Мне не очень нравится, когда младший по званию начинает разговаривать таким тоном.
– Мы остановились на консьержке, – сухо напоминаю я.
Он краснеет и продолжает:
– Имя Луи Дюран меня не удивило: я решил, что вы не хотели называться своим собственным. Я велел перенести тело в квартиру, потому что сегодня на вечер немцы реквизировали все «скорые». Криминальная полиция сейчас должна быть там.
– Что дал первый осмотр?
Он машет рукой.
– Почти ничего. Выстрелов никто не слышал.
– Черт! Убийца стрелял через карман... – Я встаю. – Раз уж я здесь, будьте добры выдать мадемуазель и мне аусвайсы. Мне кажется, что мы задержимся на улице и после наступления комендантского часа, а оказаться в комендатуре у фрицев нам вовсе не хочется.
Он спешит исполнить мою просьбу.
– На будущее, когда окажетесь перед трупом, похожим на меня, посмотрите на его грудь, чтобы не ошибиться при опознании.
Я распахиваю рубашку.
– На моей два метра шрамов, от подбородка до колен. – И добавляю совершенно серьезным тоном: – Я так продырявлен, что дамы, дарящие мне свою благосклонность, просыпаясь наутро, думают, что спали с девяносто кило швейцарского сыра...
Я галантно подставляю свою руку Жизель, и мы выходим под ошеломленным взглядом Вилана.

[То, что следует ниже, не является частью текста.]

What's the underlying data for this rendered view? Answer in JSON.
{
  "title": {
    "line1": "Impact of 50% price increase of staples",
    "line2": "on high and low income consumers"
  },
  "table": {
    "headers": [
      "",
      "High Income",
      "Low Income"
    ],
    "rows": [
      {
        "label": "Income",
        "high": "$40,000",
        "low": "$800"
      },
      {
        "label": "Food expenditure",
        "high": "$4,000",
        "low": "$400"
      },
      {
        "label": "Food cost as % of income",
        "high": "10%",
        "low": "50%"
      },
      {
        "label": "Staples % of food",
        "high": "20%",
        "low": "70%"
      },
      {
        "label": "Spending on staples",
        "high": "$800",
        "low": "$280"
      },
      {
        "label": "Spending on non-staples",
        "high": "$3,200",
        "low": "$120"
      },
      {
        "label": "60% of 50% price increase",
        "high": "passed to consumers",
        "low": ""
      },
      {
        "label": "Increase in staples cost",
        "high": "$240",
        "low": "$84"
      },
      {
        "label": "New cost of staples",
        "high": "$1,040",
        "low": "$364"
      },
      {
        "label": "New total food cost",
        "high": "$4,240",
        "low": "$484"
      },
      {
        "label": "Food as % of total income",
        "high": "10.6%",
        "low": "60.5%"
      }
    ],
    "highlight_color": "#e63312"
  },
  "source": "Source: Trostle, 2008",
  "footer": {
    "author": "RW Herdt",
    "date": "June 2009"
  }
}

Ставлю деревянную ногу против канатной дороги, он уверен, что у меня уехала крыша.
Большинство людей таковы: стоит вам над ними подшутить, как они считают, что у вас в котелке ослабли пружины.
Глава 3
– Я никогда не видела убитых, – говорит мне Жизель.
– Тебя это пугает?
– Немного...
– Если хочешь, я могу отвезти тебя домой.
Она подскакивает.
– Ну нет! Я впервые попала в такое приключение и хочу пройти его до конца.
Когда я слышу, как девчонки несут подобную чушь, у меня начинает болеть грудь. Женщины все таковы: у них особый взгляд на жизнь, заставляющий их думать, что все происходящее в ней делается ради их прекрасных глаз. Если бы я послушался своего внутреннего голоса, то взял бы девочку под мышку и отшлепал ее! Но она оказалась способной смягчить меня одним только покачиванием своей замечательной попки...
Я вздыхаю.
– Слушай, красавица, я очень хочу, чтобы ты пошла со мной, но при непременном условии, что ты закроешь свой хорошенький ротик на висячий замок. Сыщики не любят отвлекаться на женскую болтовню.
Она останавливается в луче лунного света и, улыбаясь, смотрит на меня Ее улыбка превращает мой спинной мозг в майонез.